How will we choose to decarbonise UK industry by 2050?
5 October 2018
Most energy system analysis would point to industry as one of the more difficult sectors to decarbonise. Scott Milne, Business Leader for insights and evidence at the Energy Systems Catapult (ESC) looks at how the ETI’s Clockwork and Patchwork scenarios see UK industry transitioning as part of a low carbon future.
In the Clockwork scenario we see overall industrial growth to 2050 with a continuing but gradual shift away from more energy intensive activities. Combined with a drive towards greater energy efficiency generally, this results in a 12% reduction in total industrial energy demand by 2035.
After this, efficiency gains are less pronounced but manage to counterbalance growth, resulting in a levelling out of total energy demand. In this scenario, Carbon Capture and Storage (CCS) is deployed to capture emissions from industrial activity and by 2040, around 7 MtCO2 of industrial emissions are being captured and stored annually. Meanwhile, an even higher volume of CO2 is captured upstream during production of hydrogen for industrial use.
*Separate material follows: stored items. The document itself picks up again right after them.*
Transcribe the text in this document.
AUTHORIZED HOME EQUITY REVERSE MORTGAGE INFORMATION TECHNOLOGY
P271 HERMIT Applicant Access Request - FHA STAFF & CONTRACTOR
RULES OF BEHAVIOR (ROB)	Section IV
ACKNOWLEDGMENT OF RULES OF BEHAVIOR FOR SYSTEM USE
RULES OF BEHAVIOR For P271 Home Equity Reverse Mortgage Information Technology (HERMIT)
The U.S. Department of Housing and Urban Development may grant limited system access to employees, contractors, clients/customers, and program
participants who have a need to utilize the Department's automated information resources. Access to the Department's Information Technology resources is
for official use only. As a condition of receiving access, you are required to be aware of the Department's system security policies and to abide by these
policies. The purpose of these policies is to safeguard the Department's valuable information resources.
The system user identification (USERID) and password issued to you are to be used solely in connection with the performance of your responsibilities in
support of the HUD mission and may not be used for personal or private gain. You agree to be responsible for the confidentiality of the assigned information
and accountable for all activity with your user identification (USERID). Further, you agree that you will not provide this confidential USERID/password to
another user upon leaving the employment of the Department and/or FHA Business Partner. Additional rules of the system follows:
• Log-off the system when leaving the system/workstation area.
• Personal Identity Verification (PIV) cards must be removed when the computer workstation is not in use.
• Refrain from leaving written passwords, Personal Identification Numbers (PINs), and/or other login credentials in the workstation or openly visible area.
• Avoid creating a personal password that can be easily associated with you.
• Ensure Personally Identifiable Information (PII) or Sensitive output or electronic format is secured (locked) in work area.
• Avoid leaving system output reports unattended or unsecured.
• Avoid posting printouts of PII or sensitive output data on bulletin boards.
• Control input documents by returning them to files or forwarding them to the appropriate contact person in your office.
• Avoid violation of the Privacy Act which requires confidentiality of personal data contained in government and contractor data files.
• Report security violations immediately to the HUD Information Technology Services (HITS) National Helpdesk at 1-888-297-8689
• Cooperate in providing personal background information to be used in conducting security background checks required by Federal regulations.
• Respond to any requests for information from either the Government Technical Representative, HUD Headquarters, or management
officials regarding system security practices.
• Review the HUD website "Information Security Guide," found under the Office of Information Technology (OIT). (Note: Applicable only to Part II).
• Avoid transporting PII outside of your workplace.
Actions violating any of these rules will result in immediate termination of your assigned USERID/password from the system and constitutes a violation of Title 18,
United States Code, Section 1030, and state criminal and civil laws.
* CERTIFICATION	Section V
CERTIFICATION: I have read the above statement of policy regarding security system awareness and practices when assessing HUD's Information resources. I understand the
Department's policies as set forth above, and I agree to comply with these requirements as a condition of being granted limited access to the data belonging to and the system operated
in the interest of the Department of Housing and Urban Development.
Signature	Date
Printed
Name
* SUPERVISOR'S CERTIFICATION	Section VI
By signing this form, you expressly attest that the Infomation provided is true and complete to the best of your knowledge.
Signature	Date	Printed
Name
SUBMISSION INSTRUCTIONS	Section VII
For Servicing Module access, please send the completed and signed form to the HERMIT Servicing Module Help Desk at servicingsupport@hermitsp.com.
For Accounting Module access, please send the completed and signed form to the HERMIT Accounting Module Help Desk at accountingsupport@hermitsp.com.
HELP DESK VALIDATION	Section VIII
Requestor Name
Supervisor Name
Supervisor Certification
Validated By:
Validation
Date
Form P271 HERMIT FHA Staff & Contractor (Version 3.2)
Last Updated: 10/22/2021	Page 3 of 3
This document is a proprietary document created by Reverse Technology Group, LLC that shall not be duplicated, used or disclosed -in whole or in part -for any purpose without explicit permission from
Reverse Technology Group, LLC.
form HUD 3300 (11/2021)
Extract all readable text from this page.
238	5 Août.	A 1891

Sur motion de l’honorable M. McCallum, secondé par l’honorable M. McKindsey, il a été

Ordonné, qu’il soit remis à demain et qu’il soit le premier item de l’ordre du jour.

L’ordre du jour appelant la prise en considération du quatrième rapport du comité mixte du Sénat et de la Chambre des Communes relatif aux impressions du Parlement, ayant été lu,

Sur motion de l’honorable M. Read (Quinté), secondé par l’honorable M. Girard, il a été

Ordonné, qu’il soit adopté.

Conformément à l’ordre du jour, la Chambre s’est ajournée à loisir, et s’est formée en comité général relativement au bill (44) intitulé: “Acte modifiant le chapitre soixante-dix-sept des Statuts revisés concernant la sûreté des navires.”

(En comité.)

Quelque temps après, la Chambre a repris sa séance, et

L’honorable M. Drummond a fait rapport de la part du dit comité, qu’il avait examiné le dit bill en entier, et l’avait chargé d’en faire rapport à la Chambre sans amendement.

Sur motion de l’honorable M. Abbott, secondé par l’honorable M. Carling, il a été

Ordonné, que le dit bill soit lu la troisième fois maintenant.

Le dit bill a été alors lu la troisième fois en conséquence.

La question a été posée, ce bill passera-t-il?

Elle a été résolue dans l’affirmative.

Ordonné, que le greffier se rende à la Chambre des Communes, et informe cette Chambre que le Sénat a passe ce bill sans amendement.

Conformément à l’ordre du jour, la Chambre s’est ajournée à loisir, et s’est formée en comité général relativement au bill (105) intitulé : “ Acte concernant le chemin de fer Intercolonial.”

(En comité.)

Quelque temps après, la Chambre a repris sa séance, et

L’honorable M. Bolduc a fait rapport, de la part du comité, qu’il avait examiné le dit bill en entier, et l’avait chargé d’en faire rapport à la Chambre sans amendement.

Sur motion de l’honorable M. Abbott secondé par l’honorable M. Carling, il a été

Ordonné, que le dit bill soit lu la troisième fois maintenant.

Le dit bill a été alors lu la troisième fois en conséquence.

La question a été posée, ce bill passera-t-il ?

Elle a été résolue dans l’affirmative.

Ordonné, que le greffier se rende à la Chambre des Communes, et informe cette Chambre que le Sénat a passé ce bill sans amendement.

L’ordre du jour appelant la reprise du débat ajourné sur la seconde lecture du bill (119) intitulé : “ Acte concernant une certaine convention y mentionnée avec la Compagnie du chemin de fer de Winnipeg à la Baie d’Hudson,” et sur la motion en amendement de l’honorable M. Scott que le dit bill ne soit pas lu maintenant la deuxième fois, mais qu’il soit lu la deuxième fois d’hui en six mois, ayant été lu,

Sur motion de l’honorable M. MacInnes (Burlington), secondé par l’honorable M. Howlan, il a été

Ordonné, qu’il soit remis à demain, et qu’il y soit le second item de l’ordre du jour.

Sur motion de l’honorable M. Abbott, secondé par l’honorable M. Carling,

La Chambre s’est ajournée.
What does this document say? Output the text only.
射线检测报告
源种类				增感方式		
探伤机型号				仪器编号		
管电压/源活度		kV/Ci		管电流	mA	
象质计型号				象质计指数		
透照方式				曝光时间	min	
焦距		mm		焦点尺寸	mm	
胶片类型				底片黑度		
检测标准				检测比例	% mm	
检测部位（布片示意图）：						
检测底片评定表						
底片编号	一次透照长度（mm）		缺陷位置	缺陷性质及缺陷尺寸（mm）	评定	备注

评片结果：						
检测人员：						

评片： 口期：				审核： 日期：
Natural gas remains a major fuel for industrial energy use in Clockwork, but the emergence of hydrogen as a significant low carbon energy carrier helps to displace the higher carbon fossil fuels. By 2050, this scenario sees hydrogen accounting for 15% of all industrial energy consumption, ahead of liquid fuel (14%) and coal (3%).
Since the production of low carbon hydrogen in Clockwork relies on CCS, this takes some time to scale up. As an interim measure, an increasing volume of biomass is used for combustion in industry. The analysis also shows that through displacement of fossil fuels or direct CO2 capture, emissions from industry fall from around 60 MtCO2 in 2015 to 33 MtCO2 in 2050.
If energy-intensive industries undergo a slow decline as represented here, this may involve some activity simply being moved offshore rather than truly displaced by other UK activity. Clockwork also shows that biomass imports are relied upon to deliver industrial emissions reduction in the medium term, before global competition and associated higher costs limit the amount economically available to the UK. Industries without a viable transition plan towards more indigenous low carbon alternatives may struggle with stranded assets as a result.
Traditional industries decline overall in Patchwork, as economic activity shifts into high value design and manufacturing, and into a thriving services sector. Combined with efficiency improvements, by 2035 overall energy use for industry has declined 23% from current levels, in this scenario. By 2050 this has fallen 30% relative to today.
Patchwork shows natural gas continuing to play an important part in industry, accounting for 33% of all energy use in the sector by 2050, while electrification accounts for another 33%. While these shares are fairly similar to today, the major difference is in the remaining shares, where liquid fuels decline from today’s 25% share to just 13% in 2050, a contribution eventually matched by hydrogen. In this scenario, biomass and coal play a marginal role providing 5% and 3% of energy respectively.
Given the lack of a national strategy on CCS in Patchwork, industry decarbonisation is carried forward more by the shift in industry composition than by technological change. Nevertheless, as a CCS programme eventually emerges and industry applications are rolled out this results in 5MtCO2 being captured annually by 2050. Overall, industry emissions fall from around 60MtCO2 today to 26MtCO2 in 2050.
While Patchwork assumes lower industrial energy demand a priori, the lack of commitment to hydrogen and CCS hubs is likely to contribute to this by reinforcing a view that the UK is unable to support a competitive and heavy industry sector in a low carbon economy. As part of this, some of the more energy-intensive activities may be moved offshore rather than displaced entirely. This may increase embedded emissions in imported goods and services.